Ruelas encouraged him to share his newfound faith with other people—including other prisoners on death row.
“His testimony on Death Row is very powerful, because the other inmates who have known him for many years see the changes in his life—changes they never believed could happen to someone like Miguel Angel,” she said.
Paredes considers it “a great day” when he can offer encouragement and a Christian witness to other inmates.
“You have to be ready for whatever God brings your way,” he said.
Other inmates who knew Paredes before he became a Christian recognize his actions match his profession, Ruelas added.
Sharing his faith
“Miguel Angel has strived to set an example to all in living, serving and loving them the way Christ would do it. He has reached out and shown love and witnessed to those who are not well-liked on death row,” she said.

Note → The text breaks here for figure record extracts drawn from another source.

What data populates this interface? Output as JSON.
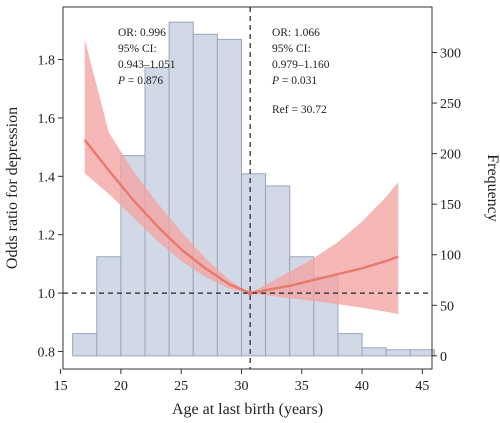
{
  "chart_data": {
    "type": "bar",
    "xlabel": "Age at last birth (years)",
    "ylabel_left": "Odds ratio for depression",
    "ylabel_right": "Frequency",
    "xlim": [
      15.2,
      45.8
    ],
    "ylim_left": [
      0.74,
      1.98
    ],
    "ylim_right": [
      -13,
      345
    ],
    "xticks": [
      15,
      20,
      25,
      30,
      35,
      40,
      45
    ],
    "yticks_left": [
      0.8,
      1.0,
      1.2,
      1.4,
      1.6,
      1.8
    ],
    "yticks_right": [
      0,
      50,
      100,
      150,
      200,
      250,
      300
    ],
    "histogram": {
      "bin_edges": [
        16,
        18,
        20,
        22,
        24,
        26,
        28,
        30,
        32,
        34,
        36,
        38,
        40,
        42,
        44,
        46
      ],
      "counts": [
        22,
        98,
        198,
        285,
        330,
        318,
        313,
        180,
        168,
        98,
        78,
        22,
        8,
        6,
        6
      ],
      "color": "#d1d9e6"
    },
    "or_curve": {
      "color": "#e9786d",
      "band_color": "#f4a3a3",
      "x": [
        17,
        19,
        21,
        23,
        25,
        27,
        29,
        30.72,
        32,
        34,
        36,
        38,
        40,
        42,
        43
      ],
      "or": [
        1.525,
        1.42,
        1.32,
        1.23,
        1.15,
        1.085,
        1.03,
        1.0,
        1.01,
        1.025,
        1.045,
        1.065,
        1.085,
        1.11,
        1.125
      ],
      "lower": [
        1.41,
        1.34,
        1.26,
        1.18,
        1.11,
        1.055,
        1.015,
        1.0,
        0.993,
        0.982,
        0.973,
        0.962,
        0.95,
        0.936,
        0.928
      ],
      "upper": [
        1.87,
        1.55,
        1.42,
        1.31,
        1.21,
        1.12,
        1.045,
        1.0,
        1.028,
        1.074,
        1.12,
        1.175,
        1.245,
        1.33,
        1.38
      ]
    },
    "reference": {
      "x": 30.72,
      "y": 1.0
    },
    "annotations": {
      "left": {
        "or": "OR: 0.996",
        "ci_label": "95% CI:",
        "ci": "0.943–1.051",
        "p_symbol": "P",
        "p_value": " = 0.876"
      },
      "right": {
        "or": "OR: 1.066",
        "ci_label": "95% CI:",
        "ci": "0.979–1.160",
        "p_symbol": "P",
        "p_value": " = 0.031",
        "ref": "Ref = 30.72"
      }
    }
  }
}
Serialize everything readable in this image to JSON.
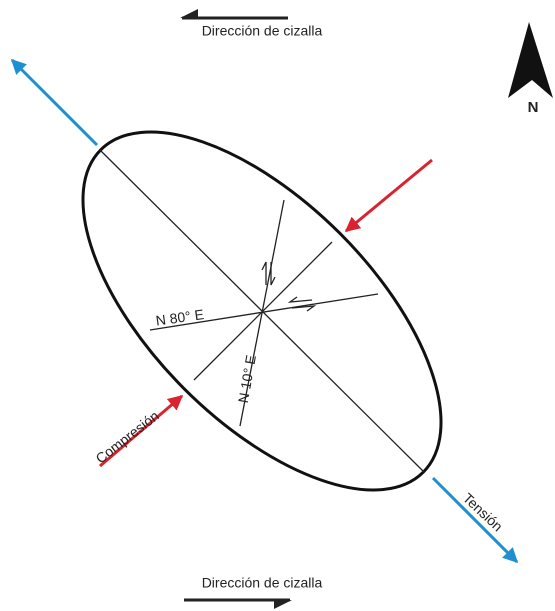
{
  "labels": {
    "shear_top": "Dirección de cizalla",
    "shear_bottom": "Dirección de cizalla",
    "north": "N",
    "plane_a": "N 80° E",
    "plane_b": "N 10° E",
    "compression": "Compresión",
    "tension": "Tensión"
  }
}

Paredes also has shared his faith with every family member who has written to him or visited him, he noted. He has assured them all he is ready to meet God on his execution day, and he accepts his death sentence as the consequence of his actions.
“I don’t have a yearning for the earth any more,” he said.
However, he dreads the grief his execution will cause friends like Ruelas, who plans to be present as a witness, and his family—particularly his teenaged son.
“I wish somebody would tell that story,” he said. “I wish everybody could see who is really being hurt—to see the forgotten people.”